My Darling Fred,
Every May a mammoth sense of bereavement swallows me, as if
it hasn’t been six years since you left. The silence in the wake of your
departure won’t stop wailing, an endless ripple moving further away, growing fainter
but bigger every year.
I want him back. I want my friend back, I say
aloud, my futile voice fading in the dumb, unresponsive darkness before I fall
asleep.
On a dusty groggy day like today, especially. The sun an
irrelevant white circle, flat and unimpressive against the dirty sky. My
sadness rising in me like a re-erected tombstone. I want to go back to you, to
fleeting moments. A cold evening, in a dingy old café, where a pompous academic
poet ‘David something’ was signing his newly published collection, amidst a
small public reading where struggling poets like us read a piece or two. We
sniggered shamelessly at how the audience consisted only of his students,
probably promised an extra mark or two, to show up and make him look popular.
Laughing at how immature and petty we were. We may have had deeper souls and a nobler
poetic command, but we knew ‘David Something’ will always be a far more
successful poet. After all, we were both there, and we weren’t his pupils.

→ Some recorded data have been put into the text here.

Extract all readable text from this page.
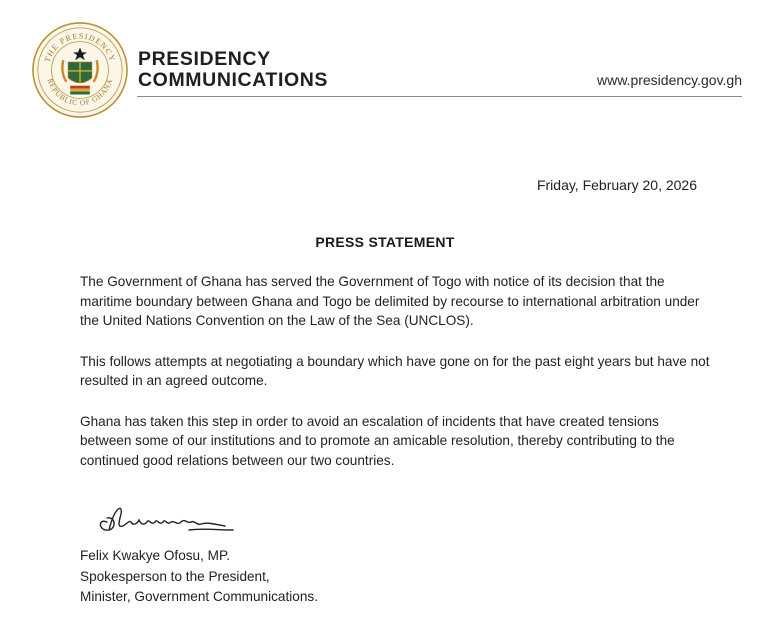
THE PRESIDENCY
REPUBLIC OF GHANA
PRESIDENCY
COMMUNICATIONS	www.presidency.gov.gh
Friday, February 20, 2026
PRESS STATEMENT

The Government of Ghana has served the Government of Togo with notice of its decision that the maritime boundary between Ghana and Togo be delimited by recourse to international arbitration under the United Nations Convention on the Law of the Sea (UNCLOS).

This follows attempts at negotiating a boundary which have gone on for the past eight years but have not resulted in an agreed outcome.

Ghana has taken this step in order to avoid an escalation of incidents that have created tensions between some of our institutions and to promote an amicable resolution, thereby contributing to the continued good relations between our two countries.

Felix Kwakye Ofosu, MP.
Spokesperson to the President,
Minister, Government Communications.
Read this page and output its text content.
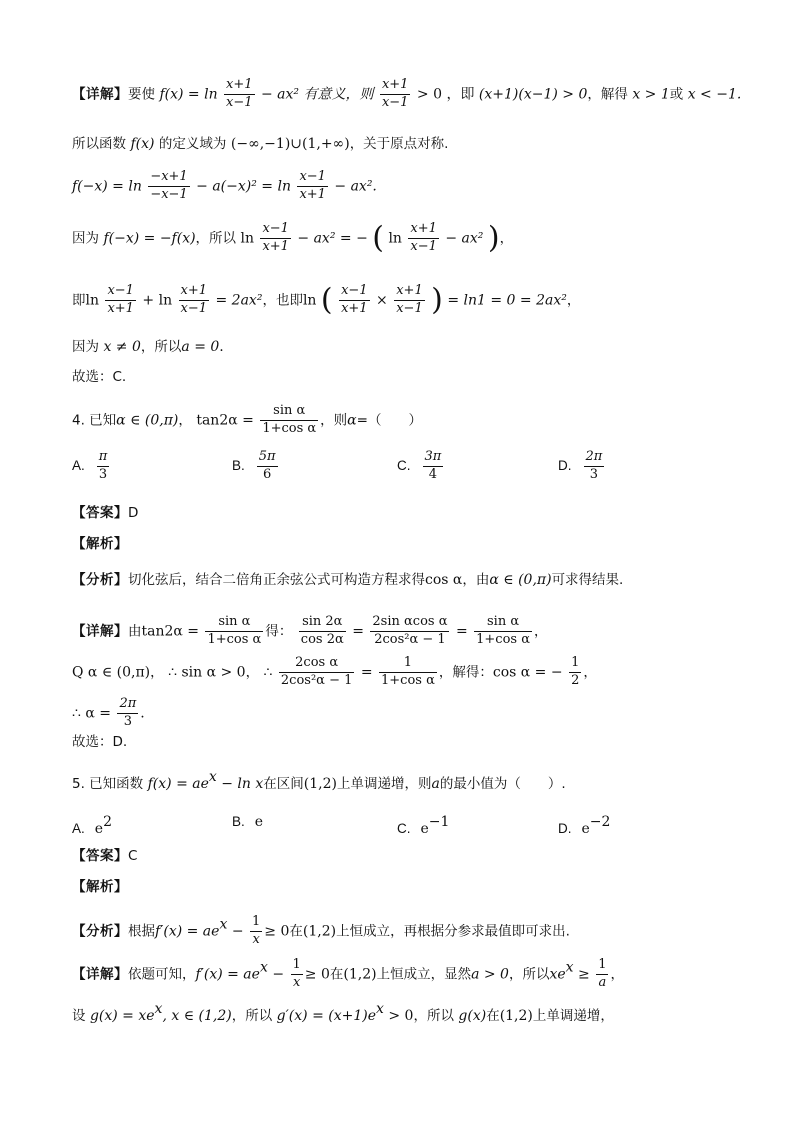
【详解】要使 $f(x) = \ln \frac{x+1}{x-1} - ax^2$ 有意义，则 $\frac{x+1}{x-1} > 0$ ，即 (x+1)(x−1) > 0，解得 x > 1或 x < −1.
所以函数 f(x) 的定义域为 (−∞,−1)∪(1,+∞)，关于原点对称.
$f(-x) = \ln \frac{-x+1}{-x-1} - a(-x)^2 = \ln \frac{x-1}{x+1} - ax^2$.
因为 f(−x) = −f(x)，所以 $\ln \frac{x-1}{x+1} - ax^2$ = − ( $\ln \frac{x+1}{x-1} - ax^2$ )，
即$\ln \frac{x-1}{x+1} + \ln \frac{x+1}{x-1} = 2ax^2$，也即ln ( $\frac{x-1}{x+1} \times \frac{x+1}{x-1}$ ) = ln1 = 0 = 2ax²，
因为 x ≠ 0，所以a = 0.
故选：C.
4. 已知α ∈ (0,π)， $\tan 2\alpha = \frac{\text{sin α}}{\text{1+cos α}}$ ，则α=（　　）
A. $\frac{\pi}{3}$	B. $\frac{5\pi}{6}$	C. $\frac{3\pi}{4}$	D. $\frac{2\pi}{3}$
【答案】D
【解析】
【分析】切化弦后，结合二倍角正余弦公式可构造方程求得cos α，由α ∈ (0,π)可求得结果.
【详解】由$\tan 2\alpha = \frac{\text{sin α}}{\text{1+cos α}}$ 得： $\frac{\sin 2\alpha}{\cos 2\alpha} = \frac{\text{2sin αcos α}}{\text{2cos²α − 1}} = \frac{\text{sin α}}{\text{1+cos α}}$ ，
Q α ∈ (0,π)， ∴ sin α > 0， ∴ $\frac{\text{2cos α}}{\text{2cos²α − 1}} = \frac{1}{\text{1+cos α}}$ ，解得：cos α = − $\frac{1}{2}$ ，
∴ $\alpha = \frac{2\pi}{3}$ .
故选：D.
5. 已知函数 $f(x) = ae^x - \ln x$在区间(1,2)上单调递增，则a的最小值为（　　）.
A. $e^2$	B. e	C. $e^{-1}$	D. $e^{-2}$
【答案】C
【解析】
【分析】根据$f'(x) = ae^x - \frac{1}{x} \ge 0$在(1,2)上恒成立，再根据分参求最值即可求出.
【详解】依题可知，$f'(x) = ae^x - \frac{1}{x} \ge 0$在(1,2)上恒成立，显然a > 0，所以$xe^x \ge \frac{1}{a}$ ，
设 $g(x) = xe^x$, x ∈ (1,2)，所以 $g'(x) = (x+1)e^x > 0$，所以 g(x)在(1,2)上单调递增，
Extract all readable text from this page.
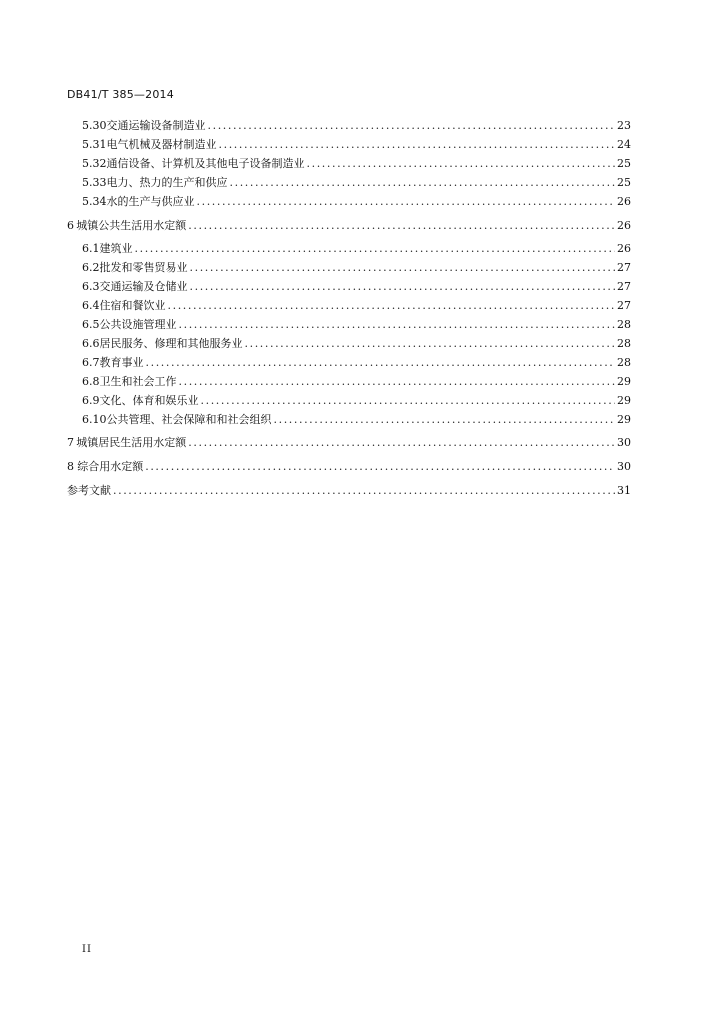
DB41/T 385—2014
5.30 交通运输设备制造业 .....	23
5.31 电气机械及器材制造业 .....	24
5.32 通信设备、计算机及其他电子设备制造业 .....	25
5.33 电力、热力的生产和供应 .....	25
5.34 水的生产与供应业 .....	26
6 城镇公共生活用水定额 .....	26
6.1 建筑业 .....	26
6.2 批发和零售贸易业 .....	27
6.3 交通运输及仓储业 .....	27
6.4 住宿和餐饮业 .....	27
6.5 公共设施管理业 .....	28
6.6 居民服务、修理和其他服务业 .....	28
6.7 教育事业 .....	28
6.8 卫生和社会工作 .....	29
6.9 文化、体育和娱乐业 .....	29
6.10 公共管理、社会保障和和社会组织 .....	29
7 城镇居民生活用水定额 .....	30
8 综合用水定额 .....	30
参考文献 .....	31
II
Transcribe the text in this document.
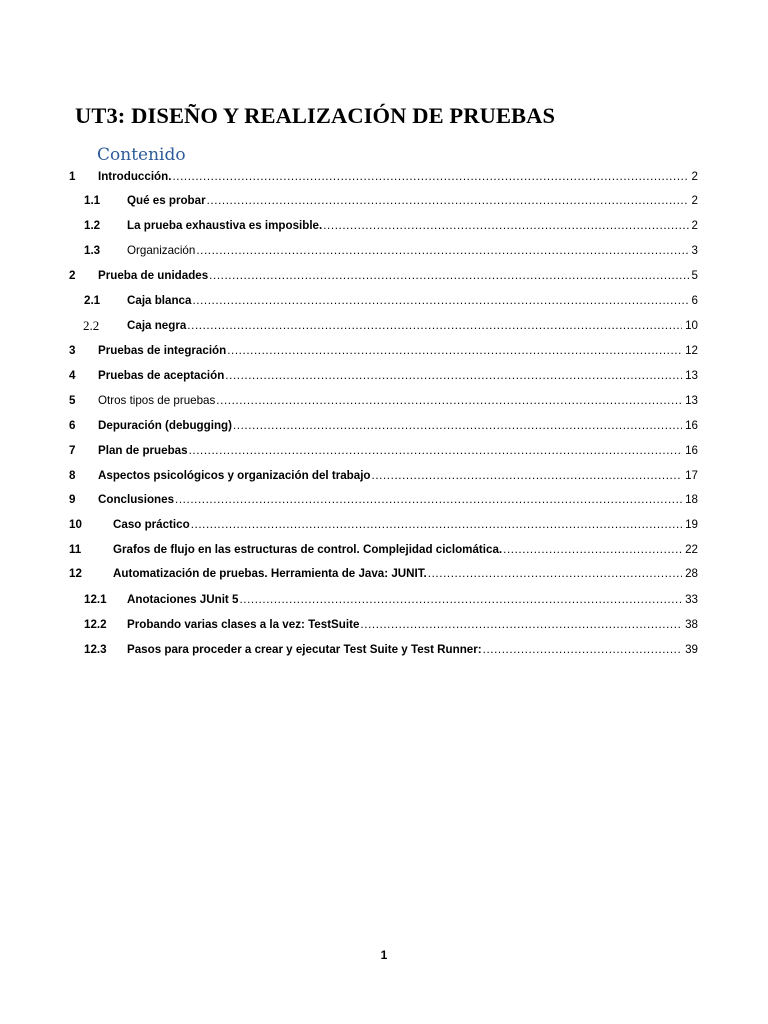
UT3: DISEÑO Y REALIZACIÓN DE PRUEBAS
Contenido
1 Introducción. .....	2
1.1 Qué es probar .....	2
1.2 La prueba exhaustiva es imposible. .....	2
1.3 Organización .....	3
2 Prueba de unidades .....	5
2.1 Caja blanca .....	6
2.2 Caja negra .....	10
3 Pruebas de integración .....	12
4 Pruebas de aceptación .....	13
5 Otros tipos de pruebas .....	13
6 Depuración (debugging) .....	16
7 Plan de pruebas .....	16
8 Aspectos psicológicos y organización del trabajo .....	17
9 Conclusiones .....	18
10	Caso práctico .....	19
11	Grafos de flujo en las estructuras de control. Complejidad ciclomática. .....	22
12	Automatización de pruebas. Herramienta de Java: JUNIT. .....	28
12.1 Anotaciones JUnit 5 .....	33
12.2 Probando varias clases a la vez: TestSuite .....	38
12.3 Pasos para proceder a crear y ejecutar Test Suite y Test Runner: .....	39
1
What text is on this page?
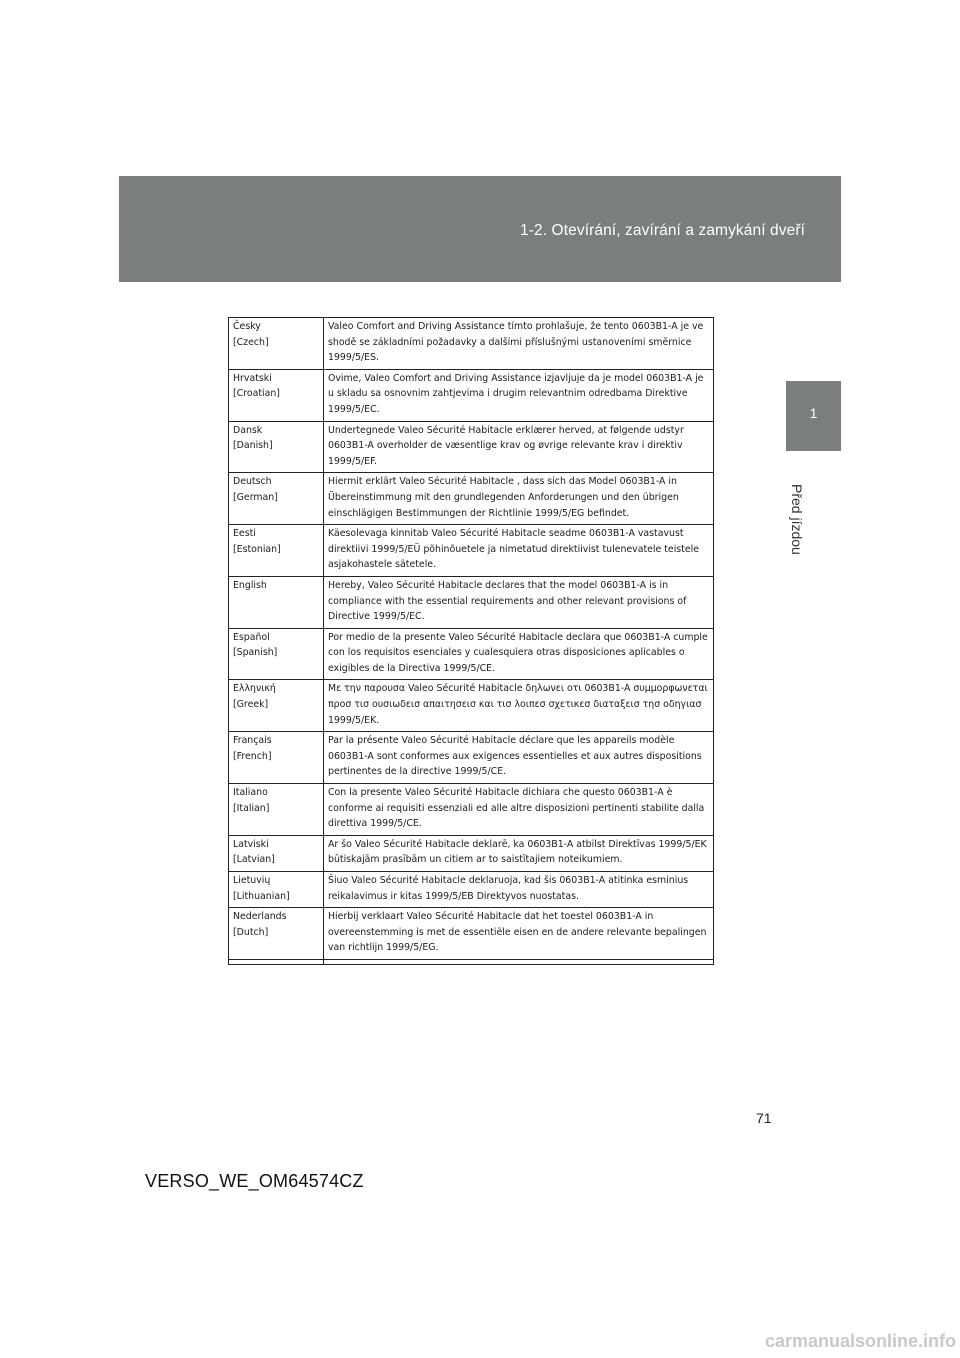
1-2. Otevírání, zavírání a zamykání dveří
1
Před jízdou
Česky
[Czech]	Valeo Comfort and Driving Assistance tímto prohlašuje, že tento 0603B1-A je ve shodě se základními požadavky a dalšími příslušnými ustanoveními směrnice 1999/5/ES.

Hrvatski
[Croatian]	Ovime, Valeo Comfort and Driving Assistance izjavljuje da je model 0603B1-A je u skladu sa osnovnim zahtjevima i drugim relevantnim odredbama Direktive 1999/5/EC.

Dansk
[Danish]	Undertegnede Valeo Sécurité Habitacle erklærer herved, at følgende udstyr 0603B1-A overholder de væsentlige krav og øvrige relevante krav i direktiv 1999/5/EF.

Deutsch
[German]	Hiermit erklärt Valeo Sécurité Habitacle , dass sich das Model 0603B1-A in Übereinstimmung mit den grundlegenden Anforderungen und den übrigen einschlägigen Bestimmungen der Richtlinie 1999/5/EG befindet.

Eesti
[Estonian]	Käesolevaga kinnitab Valeo Sécurité Habitacle seadme 0603B1-A vastavust direktiivi 1999/5/EÜ põhinõuetele ja nimetatud direktiivist tulenevatele teistele asjakohastele sätetele.

English	Hereby, Valeo Sécurité Habitacle declares that the model 0603B1-A is in compliance with the essential requirements and other relevant provisions of Directive 1999/5/EC.

Español
[Spanish]	Por medio de la presente Valeo Sécurité Habitacle declara que 0603B1-A cumple con los requisitos esenciales y cualesquiera otras disposiciones aplicables o exigibles de la Directiva 1999/5/CE.

Ελληνική
[Greek]	Με την παρουσα Valeo Sécurité Habitacle δηλωνει οτι 0603B1-A συμμορφωνεται προσ τισ ουσιωδεισ απαιτησεισ και τισ λοιπεσ σχετικεσ διαταξεισ τησ οδηγιασ 1999/5/ΕΚ.

Français
[French]	Par la présente Valeo Sécurité Habitacle déclare que les appareils modèle 0603B1-A sont conformes aux exigences essentielles et aux autres dispositions pertinentes de la directive 1999/5/CE.

Italiano
[Italian]	Con la presente Valeo Sécurité Habitacle dichiara che questo 0603B1-A è conforme ai requisiti essenziali ed alle altre disposizioni pertinenti stabilite dalla direttiva 1999/5/CE.

Latviski
[Latvian]	Ar šo Valeo Sécurité Habitacle deklarē, ka 0603B1-A atbilst Direktīvas 1999/5/EK būtiskajām prasībām un citiem ar to saistītajiem noteikumiem.

Lietuvių
[Lithuanian]	Šiuo Valeo Sécurité Habitacle deklaruoja, kad šis 0603B1-A atitinka esminius reikalavimus ir kitas 1999/5/EB Direktyvos nuostatas.

Nederlands
[Dutch]	Hierbij verklaart Valeo Sécurité Habitacle dat het toestel 0603B1-A in overeenstemming is met de essentiële eisen en de andere relevante bepalingen van richtlijn 1999/5/EG.

71
VERSO_WE_OM64574CZ
carmanualsonline.info
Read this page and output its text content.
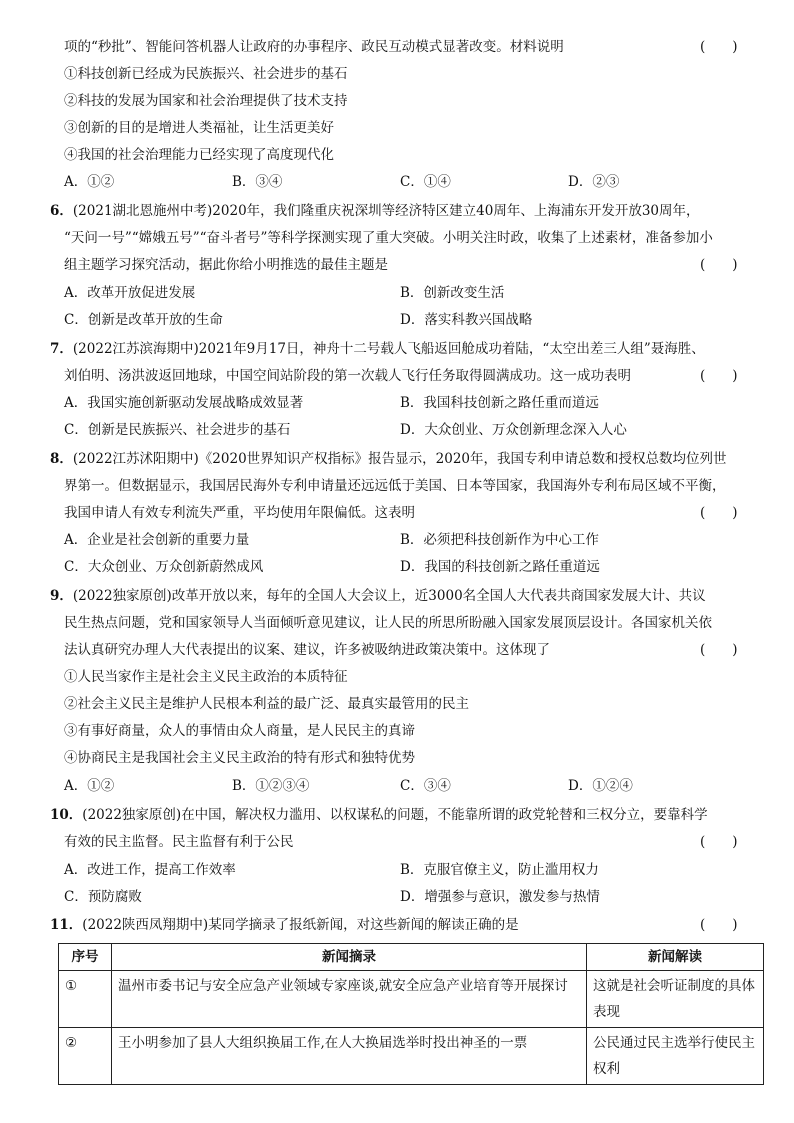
项的“秒批”、智能问答机器人让政府的办事程序、政民互动模式显著改变。材料说明	(　　)
①科技创新已经成为民族振兴、社会进步的基石
②科技的发展为国家和社会治理提供了技术支持
③创新的目的是增进人类福祉，让生活更美好
④我国的社会治理能力已经实现了高度现代化
A．①②	B．③④	C．①④	D．②③
6．(2021湖北恩施州中考)2020年，我们隆重庆祝深圳等经济特区建立40周年、上海浦东开发开放30周年，
“天问一号”“嫦娥五号”“奋斗者号”等科学探测实现了重大突破。小明关注时政，收集了上述素材，准备参加小
组主题学习探究活动，据此你给小明推选的最佳主题是	(　　)
A．改革开放促进发展	B．创新改变生活
C．创新是改革开放的生命	D．落实科教兴国战略
7．(2022江苏滨海期中)2021年9月17日，神舟十二号载人飞船返回舱成功着陆，“太空出差三人组”聂海胜、
刘伯明、汤洪波返回地球，中国空间站阶段的第一次载人飞行任务取得圆满成功。这一成功表明	(　　)
A．我国实施创新驱动发展战略成效显著	B．我国科技创新之路任重而道远
C．创新是民族振兴、社会进步的基石	D．大众创业、万众创新理念深入人心
8．(2022江苏沭阳期中)《2020世界知识产权指标》报告显示，2020年，我国专利申请总数和授权总数均位列世
界第一。但数据显示，我国居民海外专利申请量还远远低于美国、日本等国家，我国海外专利布局区域不平衡，
我国申请人有效专利流失严重，平均使用年限偏低。这表明	(　　)
A．企业是社会创新的重要力量	B．必须把科技创新作为中心工作
C．大众创业、万众创新蔚然成风	D．我国的科技创新之路任重道远
9．(2022独家原创)改革开放以来，每年的全国人大会议上，近3000名全国人大代表共商国家发展大计、共议
民生热点问题，党和国家领导人当面倾听意见建议，让人民的所思所盼融入国家发展顶层设计。各国家机关依
法认真研究办理人大代表提出的议案、建议，许多被吸纳进政策决策中。这体现了	(　　)
①人民当家作主是社会主义民主政治的本质特征
②社会主义民主是维护人民根本利益的最广泛、最真实最管用的民主
③有事好商量，众人的事情由众人商量，是人民民主的真谛
④协商民主是我国社会主义民主政治的特有形式和独特优势
A．①②	B．①②③④	C．③④	D．①②④
10．(2022独家原创)在中国，解决权力滥用、以权谋私的问题，不能靠所谓的政党轮替和三权分立，要靠科学
有效的民主监督。民主监督有利于公民	(　　)
A．改进工作，提高工作效率	B．克服官僚主义，防止滥用权力
C．预防腐败	D．增强参与意识，激发参与热情
11．(2022陕西凤翔期中)某同学摘录了报纸新闻，对这些新闻的解读正确的是	(　　)
序号	新闻摘录	新闻解读
①	温州市委书记与安全应急产业领域专家座谈,就安全应急产业培育等开展探讨	这就是社会听证制度的具体表现
②	王小明参加了县人大组织换届工作,在人大换届选举时投出神圣的一票	公民通过民主选举行使民主权利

The time we sat in a quaint Edwardian tea house in Warwick. I
asked you what the difference was between cream tea and ordinary tea? We talked
about starting our own publishing house, and how I’d want to publish every poem
sent to us, and you’d - of course -
reject them all.
How genuinely happy you were for me when I published my
first poem, because only someone like you would understand the significance and
meaning of that event.
When you died, a fragile corner of my life tore off, a
jagged, sharp slash, that cuts me each time a moment, or an incident occurs, I
wish I can share with you. The terrible joke, only you’d agree was funny. Deep,
dark places in my mind, where only you’d encourage me to go.